Analyzing the State Budget for FY 2016
With the House and Senate having overridden a number of the
Governor's vetoes, the Fiscal Year 2016 (FY 2016) budget is now largely
complete. This year's budget makes few major changes in overall funding
provided to educate our children, keep our communities safe, protect our
most vulnerable, strengthen our economy and improve the quality of life
in our communities. Click
HERE for our full analysis.
The budget does include several significant new initiatives, including:
- Increasing the value of the state earned income tax credit
from 15% of the federal credit to 23%. This will provide additional
income to over 400,000 lower wage workers and their families
(click HERE
for town-by-town detail). Besides improving lives now by helping
parents to pay for necessities like food and clothing for their
children, this additional support is also likely to expand
opportunity for these children over the long run: there is growing
evidence that when the income of a lower income family increases, the
children often do better in school and earn more as adults.
- Providing significant new tools for the administration to
improve management at the MBTA. The budget creates a new MBTA
Control Board and authorizes the Secretary of Transportation to
appoint the Director of the MBTA. The budget also suspends for
three years the Taxpayer Protection Act (commonly called the
Pacheco Law) that regulates privatization. The law requires that
privatization efforts achieve savings by efficiency improvements
rather than by reducing pay and benefits for workers (click HERE for more detail).
- Addressing substance abuse with targeted investments
throughout MassHealth, public health and mental health. In
particular, new initiatives support first responders and others in
the community struggling to address the challenge of opioid
addiction.
The final budget, like the budget proposed by the governor back in
March, relies heavily on temporary strategies to balance the budget. It
spends $300 million in capital gains tax revenue that would have gone
into the Rainy Day Fund under current law. It also counts on $100
million from a tax amnesty and $116 million from putting off paying some
of our FY 2016 MassHealth bills into FY 2017.

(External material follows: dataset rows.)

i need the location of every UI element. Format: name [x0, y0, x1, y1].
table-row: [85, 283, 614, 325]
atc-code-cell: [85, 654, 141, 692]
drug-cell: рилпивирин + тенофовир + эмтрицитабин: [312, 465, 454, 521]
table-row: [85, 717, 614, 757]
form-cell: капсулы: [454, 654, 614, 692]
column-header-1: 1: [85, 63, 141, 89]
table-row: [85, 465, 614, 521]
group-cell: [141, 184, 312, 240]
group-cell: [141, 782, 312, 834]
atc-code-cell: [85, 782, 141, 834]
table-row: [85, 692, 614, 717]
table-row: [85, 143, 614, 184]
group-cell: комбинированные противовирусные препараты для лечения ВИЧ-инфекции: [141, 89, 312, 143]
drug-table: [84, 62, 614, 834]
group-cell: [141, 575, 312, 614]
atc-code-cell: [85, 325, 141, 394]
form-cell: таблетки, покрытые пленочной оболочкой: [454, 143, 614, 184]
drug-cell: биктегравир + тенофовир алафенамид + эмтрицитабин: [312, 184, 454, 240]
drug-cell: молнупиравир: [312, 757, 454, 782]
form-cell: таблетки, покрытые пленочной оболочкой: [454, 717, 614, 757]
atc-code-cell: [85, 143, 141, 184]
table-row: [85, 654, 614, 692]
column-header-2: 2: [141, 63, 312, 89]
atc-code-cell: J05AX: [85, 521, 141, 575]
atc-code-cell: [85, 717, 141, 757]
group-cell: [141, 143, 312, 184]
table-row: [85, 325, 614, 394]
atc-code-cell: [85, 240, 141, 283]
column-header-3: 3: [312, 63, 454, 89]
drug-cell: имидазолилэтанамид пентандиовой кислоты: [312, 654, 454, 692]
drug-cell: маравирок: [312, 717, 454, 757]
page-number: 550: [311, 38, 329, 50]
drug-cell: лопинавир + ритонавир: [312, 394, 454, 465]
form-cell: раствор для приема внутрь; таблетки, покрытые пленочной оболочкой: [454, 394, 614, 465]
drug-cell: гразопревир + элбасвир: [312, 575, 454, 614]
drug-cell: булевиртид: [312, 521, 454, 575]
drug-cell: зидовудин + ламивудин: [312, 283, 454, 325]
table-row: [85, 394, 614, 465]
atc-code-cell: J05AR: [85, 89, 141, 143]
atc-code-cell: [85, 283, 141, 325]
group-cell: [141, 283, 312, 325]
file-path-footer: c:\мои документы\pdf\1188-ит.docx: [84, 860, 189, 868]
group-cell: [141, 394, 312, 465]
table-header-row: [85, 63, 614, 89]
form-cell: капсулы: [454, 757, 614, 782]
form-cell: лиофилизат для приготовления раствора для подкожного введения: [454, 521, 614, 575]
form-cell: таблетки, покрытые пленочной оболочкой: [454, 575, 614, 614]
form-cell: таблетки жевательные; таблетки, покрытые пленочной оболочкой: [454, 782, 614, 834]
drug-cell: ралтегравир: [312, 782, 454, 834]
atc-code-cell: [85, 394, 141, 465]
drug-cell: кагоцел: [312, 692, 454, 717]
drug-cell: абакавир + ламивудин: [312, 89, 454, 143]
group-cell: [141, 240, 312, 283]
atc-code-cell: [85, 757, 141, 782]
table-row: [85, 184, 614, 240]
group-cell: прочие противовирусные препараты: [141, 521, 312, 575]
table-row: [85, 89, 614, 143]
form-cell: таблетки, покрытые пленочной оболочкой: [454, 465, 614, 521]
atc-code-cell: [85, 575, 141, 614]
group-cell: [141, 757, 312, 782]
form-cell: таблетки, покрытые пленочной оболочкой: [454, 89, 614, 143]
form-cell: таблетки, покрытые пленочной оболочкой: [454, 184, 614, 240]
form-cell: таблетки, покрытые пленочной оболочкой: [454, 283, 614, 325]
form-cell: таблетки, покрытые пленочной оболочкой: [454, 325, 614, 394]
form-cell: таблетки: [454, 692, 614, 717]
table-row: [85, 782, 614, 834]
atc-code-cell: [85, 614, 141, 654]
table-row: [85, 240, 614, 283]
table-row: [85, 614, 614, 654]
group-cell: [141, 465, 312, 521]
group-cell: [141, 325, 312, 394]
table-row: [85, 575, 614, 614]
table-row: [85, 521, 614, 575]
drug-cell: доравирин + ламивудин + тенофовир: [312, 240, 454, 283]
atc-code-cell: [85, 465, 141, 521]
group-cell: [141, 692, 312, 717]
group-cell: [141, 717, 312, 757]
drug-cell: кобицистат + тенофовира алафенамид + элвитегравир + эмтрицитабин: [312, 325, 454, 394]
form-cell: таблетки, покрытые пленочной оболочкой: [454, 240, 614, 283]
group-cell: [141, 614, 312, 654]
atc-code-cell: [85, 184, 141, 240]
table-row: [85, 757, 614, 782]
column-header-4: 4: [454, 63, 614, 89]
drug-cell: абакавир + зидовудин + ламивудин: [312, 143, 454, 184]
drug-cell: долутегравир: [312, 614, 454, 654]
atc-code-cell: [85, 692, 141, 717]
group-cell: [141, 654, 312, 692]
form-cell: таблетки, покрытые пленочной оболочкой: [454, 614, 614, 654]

As has been the case for many years, state budget choices are being
shaped by fiscal challenges that date back to the late 1990s: after
cutting the income tax by over $3 billion dollars between 1998 and 2002
our state has had to make deep cuts in areas like higher education,
local aid, and public health. Meanwhile, the highest income residents in
the Commonwealth are paying a substantially smaller share of their
income in state and local taxes than do the other 99%. If our tax system
were reformed so that the highest income 1% of taxpayers paid roughly
the same share of their income in taxes as everyone else, that would
raise about $2 billion that could be invested in things like making
college affordable, improving our transportation systems, and providing
all children with the supports they need to thrive.